À l’en croire, il faut lui donner une valeur, investir et payer pour obtenir un résultat : "que les arbres soient toujours debout". Pour lui, « sans le Gabon, il n’y aurait plus de pluie dans certaines parties d’Afrique et sans la forêt du bassin du Congo, nous n’arriverons jamais à atteindre l’objectif de 1,5 degré » de réchauffement maximum fixé par l’accord de Paris sur le climat, poursuit celui qui fut ministre de l’Environnement du Costa Rica, pays connu pour sa biodiversité et son tourisme « vert ».

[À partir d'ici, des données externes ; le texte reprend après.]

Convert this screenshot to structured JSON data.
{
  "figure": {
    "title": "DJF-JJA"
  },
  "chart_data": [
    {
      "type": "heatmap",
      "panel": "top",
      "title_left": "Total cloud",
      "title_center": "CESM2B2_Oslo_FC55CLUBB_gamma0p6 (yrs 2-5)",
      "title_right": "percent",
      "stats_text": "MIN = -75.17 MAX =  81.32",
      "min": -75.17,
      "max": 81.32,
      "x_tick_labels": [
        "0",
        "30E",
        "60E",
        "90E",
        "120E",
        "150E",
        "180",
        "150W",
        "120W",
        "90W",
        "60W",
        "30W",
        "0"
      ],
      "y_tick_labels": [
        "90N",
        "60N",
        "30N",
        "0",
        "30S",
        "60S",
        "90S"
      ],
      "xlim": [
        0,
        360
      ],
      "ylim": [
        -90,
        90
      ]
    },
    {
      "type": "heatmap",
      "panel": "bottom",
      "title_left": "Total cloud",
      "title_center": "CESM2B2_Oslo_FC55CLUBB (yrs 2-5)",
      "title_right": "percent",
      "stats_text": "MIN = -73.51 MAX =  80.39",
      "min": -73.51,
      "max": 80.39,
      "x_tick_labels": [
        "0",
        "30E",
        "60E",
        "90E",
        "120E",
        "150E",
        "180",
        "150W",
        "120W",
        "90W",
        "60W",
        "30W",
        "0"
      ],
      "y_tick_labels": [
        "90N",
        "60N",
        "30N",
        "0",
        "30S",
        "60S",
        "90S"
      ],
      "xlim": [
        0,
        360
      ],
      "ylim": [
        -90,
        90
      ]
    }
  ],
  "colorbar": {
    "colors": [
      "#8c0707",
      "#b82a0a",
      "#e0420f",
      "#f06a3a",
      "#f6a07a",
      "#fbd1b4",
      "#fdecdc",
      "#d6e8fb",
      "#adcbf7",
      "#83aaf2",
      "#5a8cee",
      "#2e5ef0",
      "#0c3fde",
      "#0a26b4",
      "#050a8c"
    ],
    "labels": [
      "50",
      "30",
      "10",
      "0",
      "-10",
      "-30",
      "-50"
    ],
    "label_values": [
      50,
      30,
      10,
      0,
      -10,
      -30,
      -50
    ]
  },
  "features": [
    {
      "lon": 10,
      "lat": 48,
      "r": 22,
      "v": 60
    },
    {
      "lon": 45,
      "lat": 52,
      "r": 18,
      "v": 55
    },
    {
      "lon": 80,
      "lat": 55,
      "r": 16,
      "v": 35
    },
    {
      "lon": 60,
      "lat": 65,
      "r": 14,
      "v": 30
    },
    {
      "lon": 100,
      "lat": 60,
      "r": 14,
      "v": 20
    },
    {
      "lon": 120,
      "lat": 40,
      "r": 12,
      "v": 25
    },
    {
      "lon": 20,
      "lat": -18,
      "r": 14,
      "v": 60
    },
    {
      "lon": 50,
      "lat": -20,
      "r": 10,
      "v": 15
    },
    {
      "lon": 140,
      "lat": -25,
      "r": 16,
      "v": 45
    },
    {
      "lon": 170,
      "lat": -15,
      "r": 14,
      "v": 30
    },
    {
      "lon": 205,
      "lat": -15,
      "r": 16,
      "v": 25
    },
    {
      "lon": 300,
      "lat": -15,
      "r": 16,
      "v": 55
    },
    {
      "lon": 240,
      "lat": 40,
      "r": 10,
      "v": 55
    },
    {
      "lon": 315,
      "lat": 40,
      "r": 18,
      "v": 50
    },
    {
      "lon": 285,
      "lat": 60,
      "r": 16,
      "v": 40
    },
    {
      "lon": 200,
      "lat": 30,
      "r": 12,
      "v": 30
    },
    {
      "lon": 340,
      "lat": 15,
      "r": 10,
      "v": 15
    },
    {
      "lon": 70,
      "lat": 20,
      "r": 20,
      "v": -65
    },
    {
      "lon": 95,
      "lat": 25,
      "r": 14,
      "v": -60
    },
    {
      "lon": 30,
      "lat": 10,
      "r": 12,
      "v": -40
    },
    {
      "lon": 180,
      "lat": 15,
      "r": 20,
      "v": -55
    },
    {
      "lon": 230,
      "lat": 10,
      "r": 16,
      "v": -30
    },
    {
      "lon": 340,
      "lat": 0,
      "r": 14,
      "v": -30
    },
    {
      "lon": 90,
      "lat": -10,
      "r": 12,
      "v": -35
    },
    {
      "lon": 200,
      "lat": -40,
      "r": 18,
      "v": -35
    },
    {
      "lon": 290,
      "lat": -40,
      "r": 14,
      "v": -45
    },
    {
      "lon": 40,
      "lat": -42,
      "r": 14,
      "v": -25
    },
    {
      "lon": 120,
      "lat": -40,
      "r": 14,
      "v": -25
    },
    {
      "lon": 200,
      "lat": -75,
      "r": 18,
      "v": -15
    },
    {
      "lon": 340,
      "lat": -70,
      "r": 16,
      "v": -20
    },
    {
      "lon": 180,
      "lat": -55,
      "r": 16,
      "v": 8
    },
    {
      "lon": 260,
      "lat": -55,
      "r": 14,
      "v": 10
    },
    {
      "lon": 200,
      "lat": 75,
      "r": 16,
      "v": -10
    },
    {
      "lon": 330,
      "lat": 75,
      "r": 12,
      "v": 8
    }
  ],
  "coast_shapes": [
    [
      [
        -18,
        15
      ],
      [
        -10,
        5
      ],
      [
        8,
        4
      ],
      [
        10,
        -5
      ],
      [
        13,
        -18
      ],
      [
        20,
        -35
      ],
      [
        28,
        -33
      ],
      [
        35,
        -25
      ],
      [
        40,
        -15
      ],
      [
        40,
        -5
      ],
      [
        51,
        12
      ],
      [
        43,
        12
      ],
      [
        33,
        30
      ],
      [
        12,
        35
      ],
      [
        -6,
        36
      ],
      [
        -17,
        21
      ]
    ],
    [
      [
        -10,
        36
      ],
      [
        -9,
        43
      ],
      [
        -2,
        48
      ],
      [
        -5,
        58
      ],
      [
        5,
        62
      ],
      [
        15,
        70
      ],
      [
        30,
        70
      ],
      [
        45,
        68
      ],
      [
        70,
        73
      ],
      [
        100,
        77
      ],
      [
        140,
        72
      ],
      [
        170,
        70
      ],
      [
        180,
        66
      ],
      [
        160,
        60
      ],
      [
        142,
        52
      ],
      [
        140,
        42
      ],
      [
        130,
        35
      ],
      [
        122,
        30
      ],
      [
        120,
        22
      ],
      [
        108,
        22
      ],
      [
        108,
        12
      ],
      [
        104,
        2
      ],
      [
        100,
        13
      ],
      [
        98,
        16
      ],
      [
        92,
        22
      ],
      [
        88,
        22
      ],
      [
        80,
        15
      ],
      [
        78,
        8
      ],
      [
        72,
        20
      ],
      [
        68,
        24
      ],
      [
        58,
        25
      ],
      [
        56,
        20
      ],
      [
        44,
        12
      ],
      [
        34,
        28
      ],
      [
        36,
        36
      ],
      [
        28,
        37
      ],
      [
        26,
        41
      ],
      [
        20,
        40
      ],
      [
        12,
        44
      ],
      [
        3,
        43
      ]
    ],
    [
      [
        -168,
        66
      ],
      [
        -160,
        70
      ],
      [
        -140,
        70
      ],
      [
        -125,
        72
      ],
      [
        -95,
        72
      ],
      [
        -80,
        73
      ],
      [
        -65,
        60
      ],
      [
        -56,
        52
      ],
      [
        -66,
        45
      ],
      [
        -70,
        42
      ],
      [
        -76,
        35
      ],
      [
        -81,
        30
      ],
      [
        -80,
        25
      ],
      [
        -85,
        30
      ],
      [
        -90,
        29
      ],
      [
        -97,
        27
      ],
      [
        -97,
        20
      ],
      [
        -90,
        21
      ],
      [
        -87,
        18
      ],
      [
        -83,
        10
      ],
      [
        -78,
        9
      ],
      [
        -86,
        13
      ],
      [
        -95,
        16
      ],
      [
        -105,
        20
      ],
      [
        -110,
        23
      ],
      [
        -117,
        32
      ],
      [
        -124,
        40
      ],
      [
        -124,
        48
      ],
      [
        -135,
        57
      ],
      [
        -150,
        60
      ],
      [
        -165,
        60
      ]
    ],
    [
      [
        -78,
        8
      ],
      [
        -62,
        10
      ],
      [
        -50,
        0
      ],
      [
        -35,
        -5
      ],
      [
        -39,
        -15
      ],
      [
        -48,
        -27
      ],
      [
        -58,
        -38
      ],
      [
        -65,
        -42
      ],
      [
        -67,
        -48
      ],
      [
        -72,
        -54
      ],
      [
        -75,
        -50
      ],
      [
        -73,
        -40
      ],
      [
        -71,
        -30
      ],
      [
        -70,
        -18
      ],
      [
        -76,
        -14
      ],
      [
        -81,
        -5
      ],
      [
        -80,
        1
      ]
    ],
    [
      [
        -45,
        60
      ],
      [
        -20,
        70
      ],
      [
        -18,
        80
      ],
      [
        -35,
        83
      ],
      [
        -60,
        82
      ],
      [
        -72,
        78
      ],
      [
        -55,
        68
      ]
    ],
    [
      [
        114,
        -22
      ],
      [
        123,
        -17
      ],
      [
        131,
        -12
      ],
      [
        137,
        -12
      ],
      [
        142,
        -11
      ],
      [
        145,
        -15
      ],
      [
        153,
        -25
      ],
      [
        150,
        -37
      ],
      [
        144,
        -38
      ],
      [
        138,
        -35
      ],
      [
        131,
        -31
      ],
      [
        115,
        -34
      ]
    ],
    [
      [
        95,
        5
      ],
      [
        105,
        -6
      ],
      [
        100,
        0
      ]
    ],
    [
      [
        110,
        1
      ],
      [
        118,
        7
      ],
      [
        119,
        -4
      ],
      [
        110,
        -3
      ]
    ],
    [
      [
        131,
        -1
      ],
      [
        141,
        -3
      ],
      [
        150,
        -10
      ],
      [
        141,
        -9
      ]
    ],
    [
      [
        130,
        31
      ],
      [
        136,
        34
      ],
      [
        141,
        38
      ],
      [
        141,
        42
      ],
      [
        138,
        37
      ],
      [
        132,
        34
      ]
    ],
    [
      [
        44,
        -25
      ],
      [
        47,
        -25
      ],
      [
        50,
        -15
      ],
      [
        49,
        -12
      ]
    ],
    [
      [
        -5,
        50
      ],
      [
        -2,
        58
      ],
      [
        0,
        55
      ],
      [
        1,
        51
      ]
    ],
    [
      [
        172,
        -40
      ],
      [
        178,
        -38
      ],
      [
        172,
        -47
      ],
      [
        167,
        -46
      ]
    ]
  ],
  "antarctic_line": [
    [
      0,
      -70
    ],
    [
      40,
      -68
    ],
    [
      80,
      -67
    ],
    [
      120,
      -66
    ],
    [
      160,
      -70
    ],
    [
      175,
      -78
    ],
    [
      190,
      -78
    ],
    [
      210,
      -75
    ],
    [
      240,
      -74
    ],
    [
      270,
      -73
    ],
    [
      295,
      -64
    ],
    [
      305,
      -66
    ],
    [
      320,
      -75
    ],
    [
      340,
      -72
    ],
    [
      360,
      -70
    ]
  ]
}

De son côté, Bard Vegar Solhjell, directeur de l’Agence norvégienne de coopération au développement, il faut sauver les forêts tropicales, ce, en laissant entendre « qu’il faut éviter un changement climatique catastrophique ».

Mais si en Indonésie ou au Brésil, il s’agit de lutter contre une coupe industrielle, destinée notamment à dégager des espaces pour l’agriculture intensive, la situation est différente au Gabon: le pays a préservé l’immense majorité d’une forêt qui couvre toujours près de neuf-dixièmes de son territoire, et de l’ensemble du bassin du Congo.

M.Solhjell est d'avis que c’est la pauvreté qui est le moteur principal : « Cela crée un environnement différent pour la lutte contre la déforestation, qui doit être intégrée à la lutte contre la pauvreté », ajoute-t-il dans ses propos. Qu'à cela ne tienne, il invite à récompenser les pays qui ont maintenu leur couverture forestière, comme le Gabon.